Que nous raconte-elle dans ce nouveau roman ? Un jour de fête et de beuverie, treize adolescents jurent qu’ils resteront fidèles toute leur vie á leur idéaux du moment. Pour le garantir, ils recrutent un tueur à gages, disposé à occire le premier qui trahira le serment. Le temps passe, la société et les hommes changent. Par la force des choses, les garçons deviennent des hommes. Et, comme toujours, leur fidélité se fissure. Mais, inexorablement, ils se revoient aux enterrements...
A un rythme implacable, Mercedes Deambrosis déroule une intrigue saisissante où ses héros disparaissent un à un résignés. C’était drôle la vie, quand on regarde en arrière. Mais l’avenir les angoissait, malgré la désinvolture des survivants. Tôt ou tard, le tour de chacun viendra. C’est fatal, toutes les treize lunes, l’un de ceux qui restent est assassiné...

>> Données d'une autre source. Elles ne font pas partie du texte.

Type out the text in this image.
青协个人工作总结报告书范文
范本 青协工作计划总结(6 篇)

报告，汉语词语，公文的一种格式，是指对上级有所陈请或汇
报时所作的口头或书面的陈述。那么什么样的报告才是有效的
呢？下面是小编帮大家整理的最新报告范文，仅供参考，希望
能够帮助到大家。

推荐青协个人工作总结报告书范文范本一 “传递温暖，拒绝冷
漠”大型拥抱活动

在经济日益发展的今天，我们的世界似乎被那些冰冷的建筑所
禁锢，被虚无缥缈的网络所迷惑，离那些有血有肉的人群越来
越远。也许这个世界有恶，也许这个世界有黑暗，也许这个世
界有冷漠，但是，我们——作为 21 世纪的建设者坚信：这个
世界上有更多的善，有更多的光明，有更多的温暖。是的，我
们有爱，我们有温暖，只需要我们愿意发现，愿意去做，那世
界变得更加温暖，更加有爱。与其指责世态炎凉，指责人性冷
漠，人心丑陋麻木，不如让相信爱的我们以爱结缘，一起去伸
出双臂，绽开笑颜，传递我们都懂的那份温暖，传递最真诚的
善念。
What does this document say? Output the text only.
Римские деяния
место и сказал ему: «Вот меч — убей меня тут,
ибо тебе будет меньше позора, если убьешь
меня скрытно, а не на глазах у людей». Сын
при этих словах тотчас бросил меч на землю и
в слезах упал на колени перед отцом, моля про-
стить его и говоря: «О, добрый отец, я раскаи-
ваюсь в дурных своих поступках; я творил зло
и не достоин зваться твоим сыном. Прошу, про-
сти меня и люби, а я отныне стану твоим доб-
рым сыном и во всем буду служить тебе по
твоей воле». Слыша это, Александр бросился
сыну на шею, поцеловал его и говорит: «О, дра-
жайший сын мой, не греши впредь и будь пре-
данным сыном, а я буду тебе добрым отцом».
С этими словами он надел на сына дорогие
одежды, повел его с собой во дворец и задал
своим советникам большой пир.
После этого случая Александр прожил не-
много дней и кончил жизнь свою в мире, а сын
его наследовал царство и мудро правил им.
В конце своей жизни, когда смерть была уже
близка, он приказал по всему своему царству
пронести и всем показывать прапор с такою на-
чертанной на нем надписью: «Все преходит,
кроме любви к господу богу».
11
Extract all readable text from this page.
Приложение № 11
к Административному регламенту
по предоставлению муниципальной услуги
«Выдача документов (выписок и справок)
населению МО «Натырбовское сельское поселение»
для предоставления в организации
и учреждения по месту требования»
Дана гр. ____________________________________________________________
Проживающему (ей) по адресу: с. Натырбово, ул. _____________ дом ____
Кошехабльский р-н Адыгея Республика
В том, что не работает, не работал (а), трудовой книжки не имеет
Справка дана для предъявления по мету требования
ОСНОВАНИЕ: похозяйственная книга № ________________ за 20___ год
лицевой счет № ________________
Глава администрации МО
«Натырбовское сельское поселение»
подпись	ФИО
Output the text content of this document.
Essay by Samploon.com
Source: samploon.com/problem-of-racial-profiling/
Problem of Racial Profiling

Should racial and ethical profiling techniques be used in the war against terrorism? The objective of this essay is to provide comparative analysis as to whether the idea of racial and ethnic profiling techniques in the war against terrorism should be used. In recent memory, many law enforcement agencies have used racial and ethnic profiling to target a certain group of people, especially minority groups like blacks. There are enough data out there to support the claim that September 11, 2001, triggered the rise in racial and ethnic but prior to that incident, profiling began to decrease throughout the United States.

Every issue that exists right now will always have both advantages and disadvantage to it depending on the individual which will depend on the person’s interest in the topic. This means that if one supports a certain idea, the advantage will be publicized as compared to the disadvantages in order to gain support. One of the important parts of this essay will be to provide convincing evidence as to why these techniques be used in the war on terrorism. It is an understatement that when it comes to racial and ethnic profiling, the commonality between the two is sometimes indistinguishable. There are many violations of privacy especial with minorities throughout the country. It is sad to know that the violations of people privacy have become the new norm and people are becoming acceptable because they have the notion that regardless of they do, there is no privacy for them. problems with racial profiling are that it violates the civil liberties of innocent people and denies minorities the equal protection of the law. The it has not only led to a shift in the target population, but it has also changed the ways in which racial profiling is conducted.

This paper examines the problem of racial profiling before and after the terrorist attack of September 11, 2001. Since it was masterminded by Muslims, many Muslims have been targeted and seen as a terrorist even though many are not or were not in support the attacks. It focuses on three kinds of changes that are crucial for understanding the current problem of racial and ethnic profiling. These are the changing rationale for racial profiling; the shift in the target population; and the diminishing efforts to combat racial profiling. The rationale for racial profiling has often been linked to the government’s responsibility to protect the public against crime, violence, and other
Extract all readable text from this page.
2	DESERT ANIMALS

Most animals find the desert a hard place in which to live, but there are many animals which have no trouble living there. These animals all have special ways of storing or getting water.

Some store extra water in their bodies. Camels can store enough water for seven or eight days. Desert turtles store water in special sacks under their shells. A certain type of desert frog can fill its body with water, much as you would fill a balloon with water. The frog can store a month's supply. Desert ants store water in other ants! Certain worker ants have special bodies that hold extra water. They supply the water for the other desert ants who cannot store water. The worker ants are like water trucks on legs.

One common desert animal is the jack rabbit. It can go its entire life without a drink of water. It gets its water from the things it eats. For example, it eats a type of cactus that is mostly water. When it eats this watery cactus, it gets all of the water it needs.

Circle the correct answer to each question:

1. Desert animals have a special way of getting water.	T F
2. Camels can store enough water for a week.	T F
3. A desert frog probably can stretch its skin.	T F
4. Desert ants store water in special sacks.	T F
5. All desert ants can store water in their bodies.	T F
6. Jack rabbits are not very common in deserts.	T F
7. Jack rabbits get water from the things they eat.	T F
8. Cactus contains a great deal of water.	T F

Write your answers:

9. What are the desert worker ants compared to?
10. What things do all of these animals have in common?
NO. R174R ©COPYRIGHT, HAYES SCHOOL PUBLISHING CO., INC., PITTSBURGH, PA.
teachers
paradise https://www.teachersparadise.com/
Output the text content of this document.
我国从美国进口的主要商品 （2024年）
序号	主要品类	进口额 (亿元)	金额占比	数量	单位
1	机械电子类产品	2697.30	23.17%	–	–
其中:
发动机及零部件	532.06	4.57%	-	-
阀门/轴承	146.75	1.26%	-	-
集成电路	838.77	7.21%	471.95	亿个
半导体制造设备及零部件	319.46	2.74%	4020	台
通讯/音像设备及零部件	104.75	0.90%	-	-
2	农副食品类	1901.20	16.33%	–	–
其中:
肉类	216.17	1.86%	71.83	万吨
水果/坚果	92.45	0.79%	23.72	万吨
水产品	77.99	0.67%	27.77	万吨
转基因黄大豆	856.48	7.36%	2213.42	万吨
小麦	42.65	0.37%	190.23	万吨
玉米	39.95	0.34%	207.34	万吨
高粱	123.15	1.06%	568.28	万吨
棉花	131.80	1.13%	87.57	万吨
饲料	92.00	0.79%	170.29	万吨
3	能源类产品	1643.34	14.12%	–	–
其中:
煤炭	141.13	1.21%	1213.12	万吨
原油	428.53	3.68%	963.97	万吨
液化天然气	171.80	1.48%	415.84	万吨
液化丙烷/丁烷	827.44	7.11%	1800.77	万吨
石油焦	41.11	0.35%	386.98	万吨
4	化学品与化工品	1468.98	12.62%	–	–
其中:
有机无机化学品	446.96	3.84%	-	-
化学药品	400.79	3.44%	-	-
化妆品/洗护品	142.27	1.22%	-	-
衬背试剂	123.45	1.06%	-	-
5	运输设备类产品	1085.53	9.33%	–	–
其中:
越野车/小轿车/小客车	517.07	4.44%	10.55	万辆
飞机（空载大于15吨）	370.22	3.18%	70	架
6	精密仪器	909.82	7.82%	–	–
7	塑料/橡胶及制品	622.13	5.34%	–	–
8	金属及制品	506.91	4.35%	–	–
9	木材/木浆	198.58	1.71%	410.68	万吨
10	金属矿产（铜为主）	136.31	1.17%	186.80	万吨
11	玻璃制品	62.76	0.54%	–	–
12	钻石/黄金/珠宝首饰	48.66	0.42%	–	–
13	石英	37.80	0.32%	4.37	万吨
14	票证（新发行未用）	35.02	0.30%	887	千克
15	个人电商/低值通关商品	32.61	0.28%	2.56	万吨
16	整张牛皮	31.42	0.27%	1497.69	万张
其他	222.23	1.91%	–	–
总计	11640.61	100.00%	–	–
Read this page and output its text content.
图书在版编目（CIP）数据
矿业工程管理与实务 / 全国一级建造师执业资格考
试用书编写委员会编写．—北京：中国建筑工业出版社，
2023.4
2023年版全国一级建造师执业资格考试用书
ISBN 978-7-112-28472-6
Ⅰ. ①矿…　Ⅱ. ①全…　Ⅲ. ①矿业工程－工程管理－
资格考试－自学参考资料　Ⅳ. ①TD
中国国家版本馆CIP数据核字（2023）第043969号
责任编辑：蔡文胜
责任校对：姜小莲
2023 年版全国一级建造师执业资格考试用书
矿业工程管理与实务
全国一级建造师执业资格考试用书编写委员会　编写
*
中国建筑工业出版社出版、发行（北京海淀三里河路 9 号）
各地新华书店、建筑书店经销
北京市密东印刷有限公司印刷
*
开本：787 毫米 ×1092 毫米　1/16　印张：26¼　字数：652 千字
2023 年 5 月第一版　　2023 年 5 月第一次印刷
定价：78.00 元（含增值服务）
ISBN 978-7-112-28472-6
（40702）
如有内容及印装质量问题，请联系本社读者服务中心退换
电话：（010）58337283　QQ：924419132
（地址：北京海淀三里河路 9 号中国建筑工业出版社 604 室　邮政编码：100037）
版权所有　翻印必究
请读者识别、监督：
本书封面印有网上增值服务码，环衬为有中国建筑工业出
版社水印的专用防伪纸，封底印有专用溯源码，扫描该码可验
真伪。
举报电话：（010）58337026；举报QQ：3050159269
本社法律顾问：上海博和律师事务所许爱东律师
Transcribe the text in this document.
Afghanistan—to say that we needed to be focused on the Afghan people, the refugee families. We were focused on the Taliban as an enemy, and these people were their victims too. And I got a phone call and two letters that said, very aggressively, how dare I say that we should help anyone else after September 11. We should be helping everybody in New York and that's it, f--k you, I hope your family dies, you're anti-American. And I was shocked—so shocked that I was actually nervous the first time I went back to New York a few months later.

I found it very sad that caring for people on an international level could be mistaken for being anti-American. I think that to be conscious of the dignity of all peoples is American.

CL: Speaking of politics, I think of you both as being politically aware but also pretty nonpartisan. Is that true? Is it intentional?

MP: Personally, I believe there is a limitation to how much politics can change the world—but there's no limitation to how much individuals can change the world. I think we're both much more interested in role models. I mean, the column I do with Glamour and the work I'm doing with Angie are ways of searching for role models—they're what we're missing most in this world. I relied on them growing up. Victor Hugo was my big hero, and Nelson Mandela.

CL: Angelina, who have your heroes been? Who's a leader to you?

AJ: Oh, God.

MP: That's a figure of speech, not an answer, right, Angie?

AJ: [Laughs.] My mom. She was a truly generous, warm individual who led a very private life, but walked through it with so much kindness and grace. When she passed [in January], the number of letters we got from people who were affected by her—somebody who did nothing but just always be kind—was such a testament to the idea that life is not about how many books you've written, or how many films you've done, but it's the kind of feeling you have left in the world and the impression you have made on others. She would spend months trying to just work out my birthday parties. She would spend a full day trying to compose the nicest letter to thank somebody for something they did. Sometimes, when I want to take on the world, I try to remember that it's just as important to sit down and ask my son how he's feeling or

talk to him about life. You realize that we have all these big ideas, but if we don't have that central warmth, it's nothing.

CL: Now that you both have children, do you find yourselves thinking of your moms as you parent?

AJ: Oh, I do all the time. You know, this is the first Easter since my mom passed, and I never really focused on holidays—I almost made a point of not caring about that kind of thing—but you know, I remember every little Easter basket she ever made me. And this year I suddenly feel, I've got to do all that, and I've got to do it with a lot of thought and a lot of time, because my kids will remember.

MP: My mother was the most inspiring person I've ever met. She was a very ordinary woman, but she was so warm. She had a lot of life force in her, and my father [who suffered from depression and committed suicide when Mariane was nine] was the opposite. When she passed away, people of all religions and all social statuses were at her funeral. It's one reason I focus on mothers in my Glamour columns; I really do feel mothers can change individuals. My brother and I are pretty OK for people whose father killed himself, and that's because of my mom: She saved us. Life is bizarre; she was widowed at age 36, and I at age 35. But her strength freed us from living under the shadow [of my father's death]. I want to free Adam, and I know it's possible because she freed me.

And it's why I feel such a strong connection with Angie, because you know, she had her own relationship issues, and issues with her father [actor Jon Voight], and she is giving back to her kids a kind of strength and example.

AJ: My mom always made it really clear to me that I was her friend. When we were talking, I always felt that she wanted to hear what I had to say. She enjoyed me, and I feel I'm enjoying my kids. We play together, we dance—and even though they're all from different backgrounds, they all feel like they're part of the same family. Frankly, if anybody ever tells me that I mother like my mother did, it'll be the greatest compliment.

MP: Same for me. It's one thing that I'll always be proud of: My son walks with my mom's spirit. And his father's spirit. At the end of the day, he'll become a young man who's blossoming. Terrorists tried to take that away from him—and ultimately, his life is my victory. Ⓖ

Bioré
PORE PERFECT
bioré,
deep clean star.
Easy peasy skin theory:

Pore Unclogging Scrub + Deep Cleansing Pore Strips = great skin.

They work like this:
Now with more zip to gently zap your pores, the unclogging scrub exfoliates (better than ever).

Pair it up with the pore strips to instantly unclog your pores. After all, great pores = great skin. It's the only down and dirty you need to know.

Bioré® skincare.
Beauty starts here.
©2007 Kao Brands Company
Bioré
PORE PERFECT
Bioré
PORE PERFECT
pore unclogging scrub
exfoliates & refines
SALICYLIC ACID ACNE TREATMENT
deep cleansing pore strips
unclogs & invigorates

Certaines narrations fonctionnent comme des métaphores. Et l’histoire politique d’une époque infuse les existences privées, en un incessant va-et-vient. Sans forcer les liens entre le récit et son contexte historique, ici très riche ; il est donc facile, pour le lecteur, de comparer sans cesse les relations entre les gais lurons et les influences de notre temps de crise sur les mœurs. C’est ainsi que la machine destructrice établie une relation différente entre ces treize salariés et leur employeur, qui voit dans leur disparition l’occasion d’économiser sur les indemnités de départ et de les remplacer par des jeunes précaires dépourvus de droits, bien plus mal payés, exploités.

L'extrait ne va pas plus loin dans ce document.